Shared publicly  - 
 
Another SSD died on me?


[252837.140962] sd 1:0:0:0: [sdb] Unhandled error code
[252837.140965] sd 1:0:0:0: [sdb] Result: hostbyte=DID_BAD_TARGET driverbyte=DRIVER_OK
[252837.140968] sd 1:0:0:0: [sdb] CDB: Read(10): 28 00 0e 84 8b d8 00 00 08 00
[252837.140976] end_request: I/O error, dev sdb, sector 243567576

Somehow I doubt that both my SSDs in different machines went bad within a couple of weeks of each other. Both machines are running Ubuntu 11.10 with kernel 3.0.0-16-generic and the SSD fstab looking like this:

UUID=65da1033-347d-4b9a-a660-312cb2f33ac0 / ext4 discard,noatime,errors=remount-ro 0 1

Crucial M4 256G

Did I miss some critical Linux bug related to SSDs?
10
2
Alexey Vasilyev's profile photoJay McKinsey's profile photogandhi bittu's profile photoMitchell Monahan's profile photo
30 comments
 
rasmus: why do you doubt they failed at the same time? were they different manufacturers acquired at different times? if not, proximal temporal failure seems quite plausible to me. Driver/kernel problems are also possible, of course.
 
Yes, they were bought about 4 months apart and one was a 128G actually and the other a 256G
 
Did you try re-plugging the SATA cables? I've had a recurring error that goes away for a while with a re-plug.
 
But both were Crucial m4's?

I seriously doubt that error has anything to do with the OS. That's a failing drive. It's most likely dead.

You might be lucky and able to continue with it by just powering down the machine, turning it around five times widdershins, and sacrificing a small goat. Don't get any blood on the electronics, though. When you power it back up, maybe things just magically work again for a while.
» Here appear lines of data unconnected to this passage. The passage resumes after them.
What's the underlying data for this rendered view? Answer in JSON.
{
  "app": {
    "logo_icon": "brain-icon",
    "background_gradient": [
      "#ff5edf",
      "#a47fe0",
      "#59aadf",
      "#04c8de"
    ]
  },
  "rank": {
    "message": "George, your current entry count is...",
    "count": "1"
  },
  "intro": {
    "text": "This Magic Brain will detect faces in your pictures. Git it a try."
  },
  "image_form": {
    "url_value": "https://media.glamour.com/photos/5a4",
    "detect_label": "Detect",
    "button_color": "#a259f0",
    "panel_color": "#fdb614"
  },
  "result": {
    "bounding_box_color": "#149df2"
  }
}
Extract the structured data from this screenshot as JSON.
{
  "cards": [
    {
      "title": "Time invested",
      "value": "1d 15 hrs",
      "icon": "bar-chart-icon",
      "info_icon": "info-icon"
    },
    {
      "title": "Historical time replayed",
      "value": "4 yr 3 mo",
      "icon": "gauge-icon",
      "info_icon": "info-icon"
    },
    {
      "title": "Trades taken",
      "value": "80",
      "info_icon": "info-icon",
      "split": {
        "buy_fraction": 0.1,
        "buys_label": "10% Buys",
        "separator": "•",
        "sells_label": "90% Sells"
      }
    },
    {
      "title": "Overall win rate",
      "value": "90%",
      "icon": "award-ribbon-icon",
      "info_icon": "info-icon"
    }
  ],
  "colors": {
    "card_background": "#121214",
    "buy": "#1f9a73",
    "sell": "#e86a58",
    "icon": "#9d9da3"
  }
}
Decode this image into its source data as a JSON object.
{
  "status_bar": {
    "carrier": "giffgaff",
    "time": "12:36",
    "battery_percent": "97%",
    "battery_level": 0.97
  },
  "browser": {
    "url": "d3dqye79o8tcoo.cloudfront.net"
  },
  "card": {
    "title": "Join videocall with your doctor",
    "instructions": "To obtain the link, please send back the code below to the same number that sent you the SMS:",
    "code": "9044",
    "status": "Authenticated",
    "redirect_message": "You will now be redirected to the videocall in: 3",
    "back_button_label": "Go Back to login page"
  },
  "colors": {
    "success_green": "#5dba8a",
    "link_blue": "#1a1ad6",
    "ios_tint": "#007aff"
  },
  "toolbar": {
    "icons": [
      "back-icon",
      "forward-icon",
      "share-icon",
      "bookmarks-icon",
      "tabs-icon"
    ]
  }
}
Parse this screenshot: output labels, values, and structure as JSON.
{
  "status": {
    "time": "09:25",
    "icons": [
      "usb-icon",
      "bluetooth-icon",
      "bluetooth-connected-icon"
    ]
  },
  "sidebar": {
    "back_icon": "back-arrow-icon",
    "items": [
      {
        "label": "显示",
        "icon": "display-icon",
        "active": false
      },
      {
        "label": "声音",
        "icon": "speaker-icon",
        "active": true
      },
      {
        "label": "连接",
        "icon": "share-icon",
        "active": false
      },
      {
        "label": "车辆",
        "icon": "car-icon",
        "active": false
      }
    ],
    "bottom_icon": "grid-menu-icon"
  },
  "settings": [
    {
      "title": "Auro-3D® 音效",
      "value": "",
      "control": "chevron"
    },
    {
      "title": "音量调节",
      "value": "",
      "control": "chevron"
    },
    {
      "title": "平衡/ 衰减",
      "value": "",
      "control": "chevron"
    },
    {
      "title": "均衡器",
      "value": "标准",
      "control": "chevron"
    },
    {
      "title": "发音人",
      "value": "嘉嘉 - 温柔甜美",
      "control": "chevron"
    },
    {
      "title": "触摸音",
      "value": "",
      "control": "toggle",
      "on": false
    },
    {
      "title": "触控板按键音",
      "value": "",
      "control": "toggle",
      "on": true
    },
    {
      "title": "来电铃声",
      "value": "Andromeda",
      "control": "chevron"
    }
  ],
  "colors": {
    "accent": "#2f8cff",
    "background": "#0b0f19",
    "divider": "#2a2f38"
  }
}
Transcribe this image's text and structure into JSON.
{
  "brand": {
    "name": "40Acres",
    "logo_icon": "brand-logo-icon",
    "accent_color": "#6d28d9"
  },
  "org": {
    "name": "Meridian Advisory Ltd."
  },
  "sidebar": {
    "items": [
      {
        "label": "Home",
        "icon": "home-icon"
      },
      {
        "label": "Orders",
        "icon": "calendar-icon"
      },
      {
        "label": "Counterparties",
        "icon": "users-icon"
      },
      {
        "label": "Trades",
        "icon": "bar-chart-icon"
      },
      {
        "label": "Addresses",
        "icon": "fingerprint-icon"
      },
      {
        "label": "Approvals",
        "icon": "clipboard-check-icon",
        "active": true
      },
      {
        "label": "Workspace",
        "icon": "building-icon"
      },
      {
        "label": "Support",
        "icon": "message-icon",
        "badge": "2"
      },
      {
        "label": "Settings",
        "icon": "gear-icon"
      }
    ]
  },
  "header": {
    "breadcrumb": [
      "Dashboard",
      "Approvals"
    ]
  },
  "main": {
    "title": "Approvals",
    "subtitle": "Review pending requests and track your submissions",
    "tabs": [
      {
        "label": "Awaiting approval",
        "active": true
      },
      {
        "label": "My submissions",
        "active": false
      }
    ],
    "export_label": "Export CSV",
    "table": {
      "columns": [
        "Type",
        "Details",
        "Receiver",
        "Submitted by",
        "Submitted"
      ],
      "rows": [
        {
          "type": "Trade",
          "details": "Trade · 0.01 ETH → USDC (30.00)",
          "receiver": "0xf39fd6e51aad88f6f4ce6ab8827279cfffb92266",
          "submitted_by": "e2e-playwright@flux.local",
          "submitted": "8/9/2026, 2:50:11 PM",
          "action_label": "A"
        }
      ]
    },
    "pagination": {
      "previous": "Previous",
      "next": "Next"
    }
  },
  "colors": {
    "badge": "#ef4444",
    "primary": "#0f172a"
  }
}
But Crucial is one of those SSD's that do bad garbage collection, and really want TRIM support. The disk manufacturers will tell you that is a good thing - but they are full of sh*t. It's a big blinking sign that says "incompetent firmware", and that's a really really bad thing in an SSD.

Another big red warning sign is "can be slow on random writes". The Crucials are very high performance on average, but have horrible max random latencies when under stress.

See for example

http://www.anandtech.com/show/4253/the-crucial-m4-micron-c400-ssd-review/2

which shows really great write latencies from the benchmarks at the top of the page. Scroll down a bit, though, to after the 20-minute stress test, and read some more: "max write random latencies can reach as high as 1.4 seconds".

At that point, I don't want to touch the hardware any more. It's broken shit.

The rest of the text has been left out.